Eventually she was able to buy property to grow her own sugarcane and would walk two days from Duanvale to the town where she could sell it. She would carry the cane on the back of a donkey or on her head.

The entrepreneur also opened the only bread shop in town, and was a music teacher and seamstress and highly involved in her local Methodist Church. She also clearly remembers seeing her first plane and car.

As for diet, a caretaker told the Jamaica Observer last year: 'She likes fish and mutton and sometimes she will have cow foot, but she does not eat pork or chicken.' She also likes sweet potatoes, Irish potatoes, breadfruit, and fruits, especially oranges and mangoes.

The last oldest living person, Emma Morano, famously eschewed most fruits and veggies in favor of biscuits and had attributed her longevity to three eggs a day, two of them eaten raw. Even when doctors told her this wasn't a good idea, she kept it up her whole life.
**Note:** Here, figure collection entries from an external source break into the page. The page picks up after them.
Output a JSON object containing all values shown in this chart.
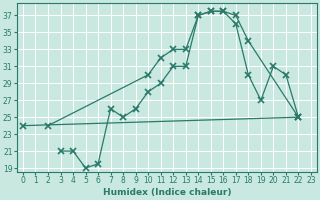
{
  "xlabel": "Humidex (Indice chaleur)",
  "xlim": [
    -0.5,
    23.5
  ],
  "ylim": [
    18.5,
    38.5
  ],
  "yticks": [
    19,
    21,
    23,
    25,
    27,
    29,
    31,
    33,
    35,
    37
  ],
  "xticks": [
    0,
    1,
    2,
    3,
    4,
    5,
    6,
    7,
    8,
    9,
    10,
    11,
    12,
    13,
    14,
    15,
    16,
    17,
    18,
    19,
    20,
    21,
    22,
    23
  ],
  "bg_color": "#c8e8e0",
  "line_color": "#2a7a6a",
  "lines": [
    {
      "x": [
        2,
        10,
        11,
        12,
        13,
        14,
        15,
        16,
        17,
        18,
        22
      ],
      "y": [
        24,
        30,
        32,
        33,
        33,
        37,
        37.5,
        37.5,
        37,
        34,
        25
      ]
    },
    {
      "x": [
        0,
        22
      ],
      "y": [
        24,
        25
      ]
    },
    {
      "x": [
        3,
        4,
        5,
        6,
        7,
        8,
        9,
        10,
        11,
        12,
        13,
        14,
        15,
        16,
        17,
        18,
        19,
        20,
        21,
        22
      ],
      "y": [
        21,
        21,
        19,
        19.5,
        26,
        25,
        26,
        28,
        29,
        31,
        31,
        37,
        37.5,
        37.5,
        36,
        30,
        27,
        31,
        30,
        25
      ]
    }
  ]
}
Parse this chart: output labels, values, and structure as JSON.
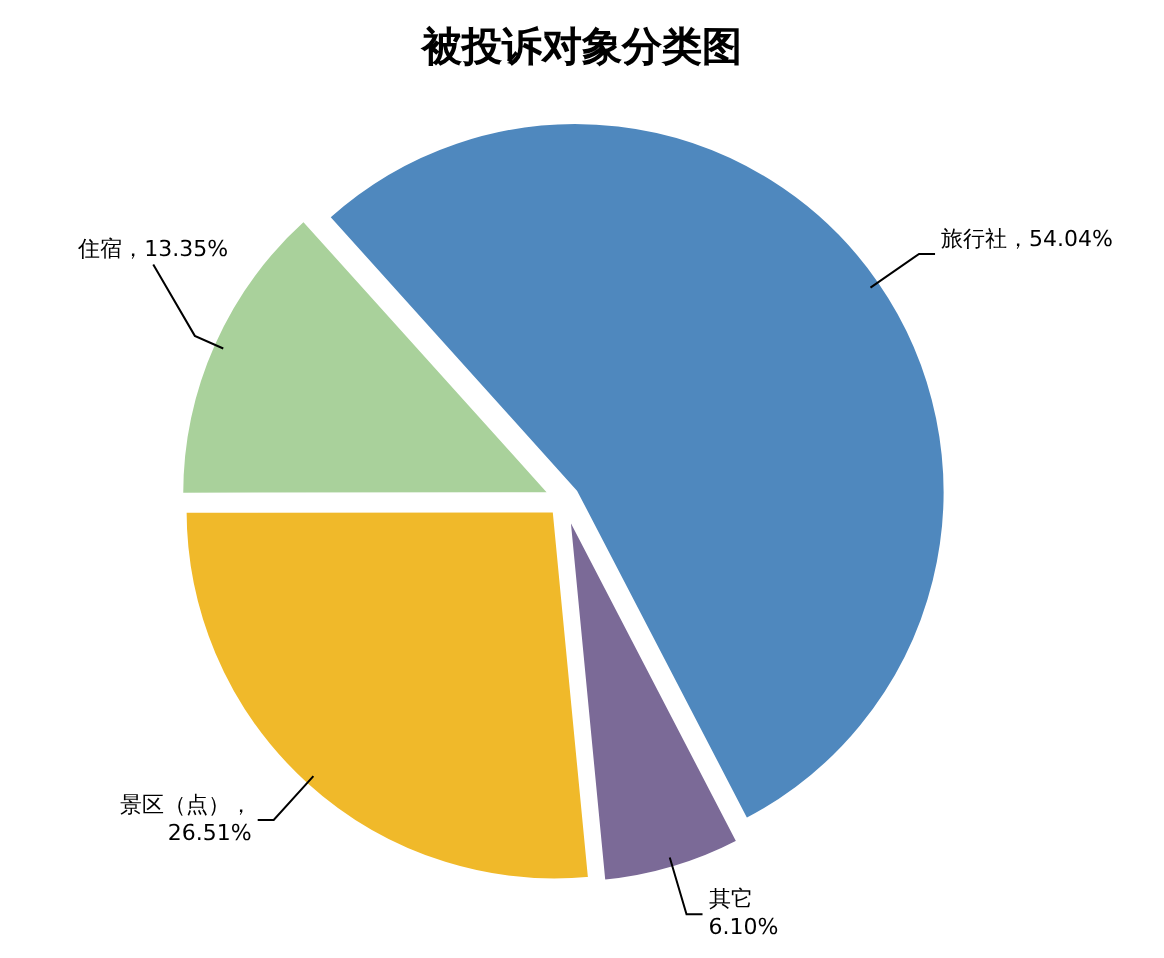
{
  "chart_data": {
    "type": "pie",
    "title": "被投诉对象分类图",
    "categories": [
      "旅行社",
      "其它",
      "景区（点）",
      "住宿"
    ],
    "values": [
      54.04,
      6.1,
      26.51,
      13.35
    ],
    "value_labels": [
      "，54.04%",
      "6.10%",
      "，26.51%",
      "，13.35%"
    ],
    "colors": [
      "#4f88be",
      "#7b6a97",
      "#f0b92a",
      "#a9d19b"
    ]
  }
}
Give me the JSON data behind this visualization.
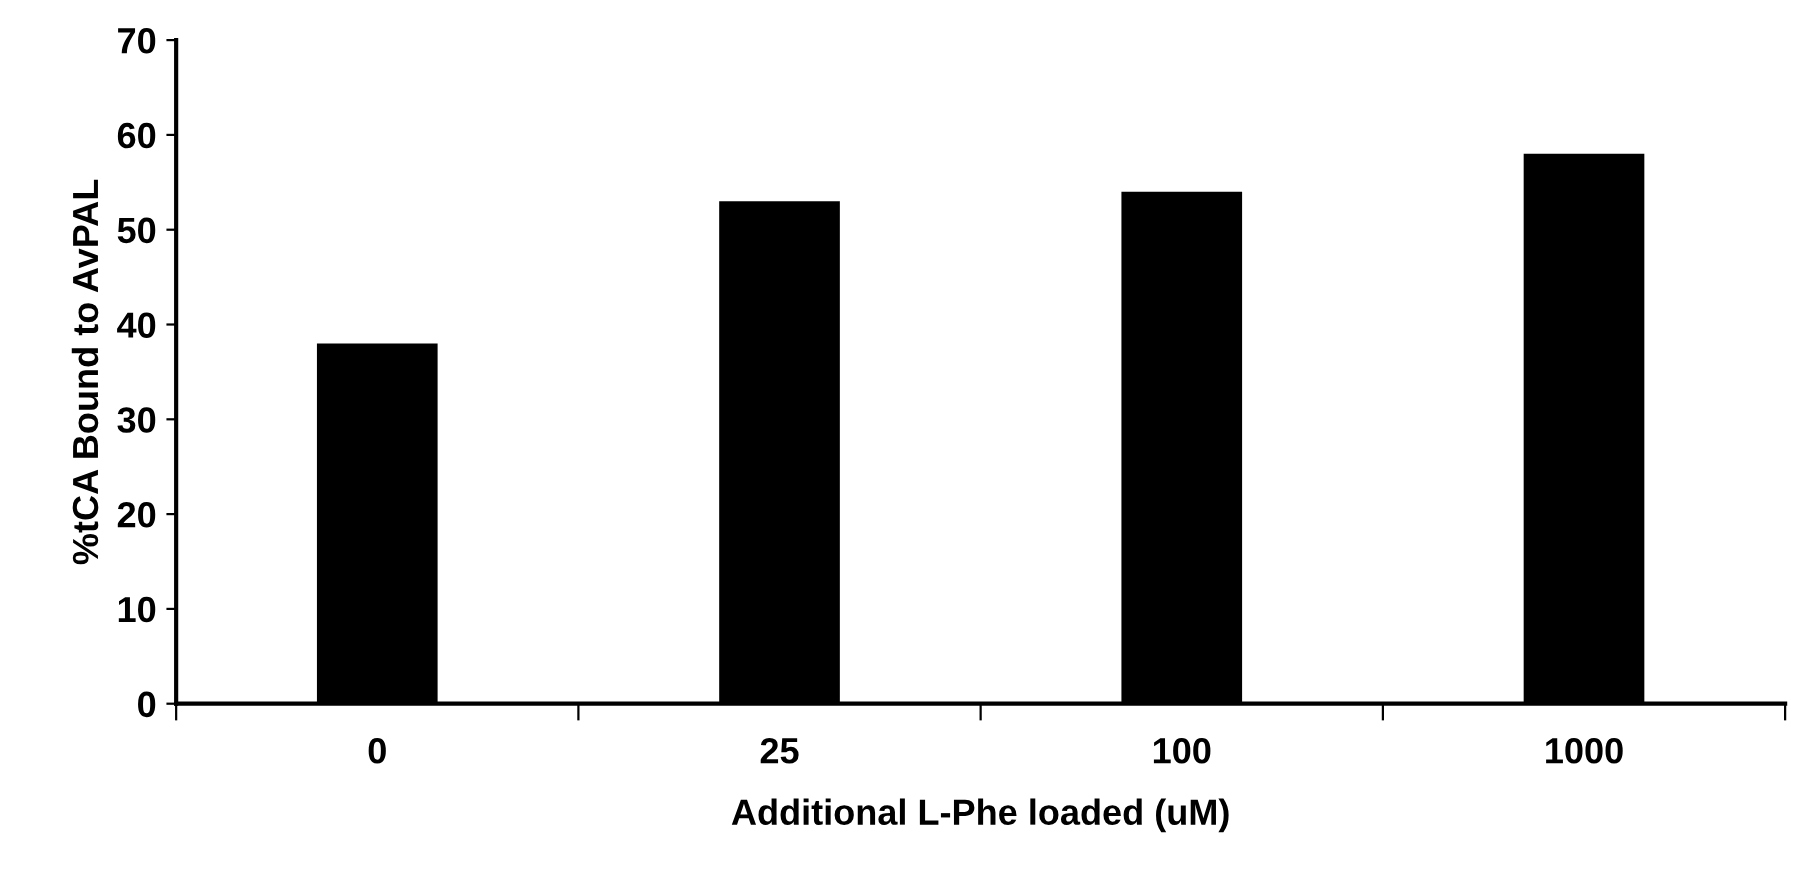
{
  "chart_data": {
    "type": "bar",
    "xlabel": "Additional L-Phe loaded (uM)",
    "ylabel": "%tCA Bound to AvPAL",
    "categories": [
      "0",
      "25",
      "100",
      "1000"
    ],
    "values": [
      38,
      53,
      54,
      58
    ],
    "color": "#000000",
    "ylim": [
      0,
      70
    ],
    "yticks": [
      0,
      10,
      20,
      30,
      40,
      50,
      60,
      70
    ],
    "grid": false,
    "legend": false
  }
}
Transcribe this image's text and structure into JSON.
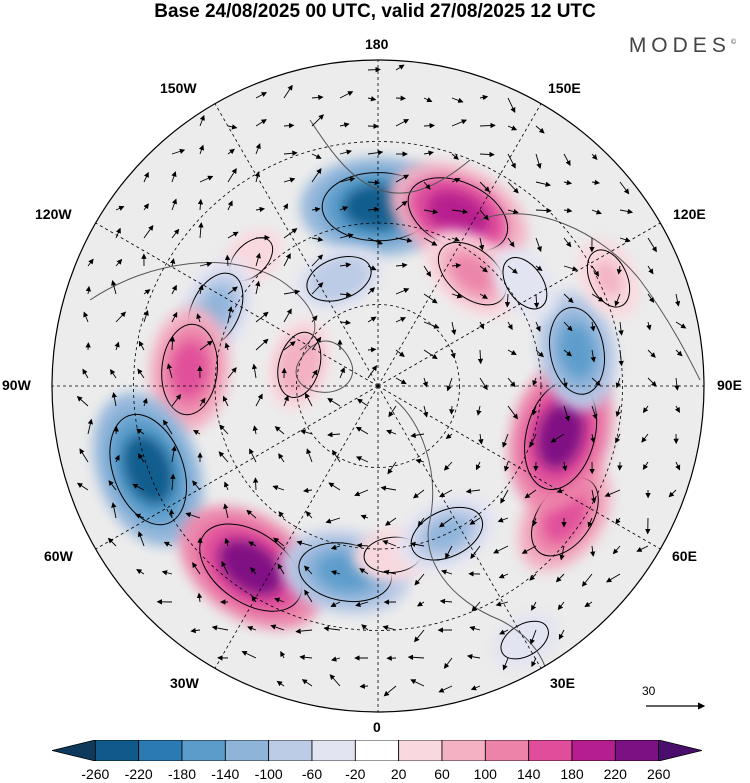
{
  "title": "Base 24/08/2025 00 UTC, valid 27/08/2025 12 UTC",
  "brand": "MODES",
  "brand_mark": "©",
  "longitude_labels": {
    "top": "180",
    "upper_left": "150W",
    "upper_right": "150E",
    "mid_upper_left": "120W",
    "mid_upper_right": "120E",
    "left": "90W",
    "right": "90E",
    "mid_lower_left": "60W",
    "mid_lower_right": "60E",
    "lower_left": "30W",
    "lower_right": "30E",
    "bottom": "0"
  },
  "vector_reference": {
    "label": "30",
    "icon": "arrow-right-icon"
  },
  "colorbar": {
    "tick_labels": [
      "-260",
      "-220",
      "-180",
      "-140",
      "-100",
      "-60",
      "-20",
      "20",
      "60",
      "100",
      "140",
      "180",
      "220",
      "260"
    ],
    "colors": [
      "#0d3a5c",
      "#0f5a8a",
      "#2b7ab4",
      "#5b9ccb",
      "#8fb4da",
      "#bccbe6",
      "#e3e4f2",
      "#ffffff",
      "#f9d9df",
      "#f3b1c3",
      "#ec83a9",
      "#e04d9a",
      "#b51e8e",
      "#7b1183",
      "#4a0f6d"
    ]
  },
  "anomalies": [
    {
      "lon": 180,
      "r": 0.55,
      "value": -240
    },
    {
      "lon": 155,
      "r": 0.58,
      "value": 220
    },
    {
      "lon": 140,
      "r": 0.45,
      "value": 130
    },
    {
      "lon": 200,
      "r": 0.35,
      "value": -90
    },
    {
      "lon": 225,
      "r": 0.55,
      "value": 40
    },
    {
      "lon": 245,
      "r": 0.55,
      "value": -130
    },
    {
      "lon": 265,
      "r": 0.58,
      "value": 170
    },
    {
      "lon": 255,
      "r": 0.25,
      "value": 90
    },
    {
      "lon": 290,
      "r": 0.75,
      "value": -250
    },
    {
      "lon": 325,
      "r": 0.68,
      "value": 250
    },
    {
      "lon": 350,
      "r": 0.58,
      "value": -180
    },
    {
      "lon": 5,
      "r": 0.52,
      "value": 60
    },
    {
      "lon": 25,
      "r": 0.5,
      "value": -120
    },
    {
      "lon": 30,
      "r": 0.9,
      "value": -40
    },
    {
      "lon": 55,
      "r": 0.7,
      "value": 160
    },
    {
      "lon": 75,
      "r": 0.58,
      "value": 240
    },
    {
      "lon": 100,
      "r": 0.62,
      "value": -160
    },
    {
      "lon": 115,
      "r": 0.78,
      "value": 70
    },
    {
      "lon": 125,
      "r": 0.55,
      "value": -60
    }
  ]
}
Although Mosse-Brown enjoys her Bible, she isn't above appreciating the poetry of the rakish Lord Byron, and can recite The Vision of Belshazzar from memory.

She was married to cemetery keeper Augustus Gaynor Brown until he died. They had six children. She is a great-great-grandmother and has descendants in Jamaica, the United States, Europe and Africa, according to IAmJamaican.

There may be something special about the air in this particular part of Jamaica, as the fastest man in the world, Usain Bolt, was born in the same parish of Trelawny.

Mosse-Brown was named oldest woman by The Gerontology Research Group, which keeps a verified list of those over 110. But the Guinness Book of World Records says it is still researching a 'number of candidates,' according to the New York Daily News.

There are estimated to be 300 to 450 living supercentenarians in the world, though only 50 of those cases are known to the group and verified. The vast majority are women.

The next oldest person on the list is Nabi Tajima, who is 116 years and 256 days old.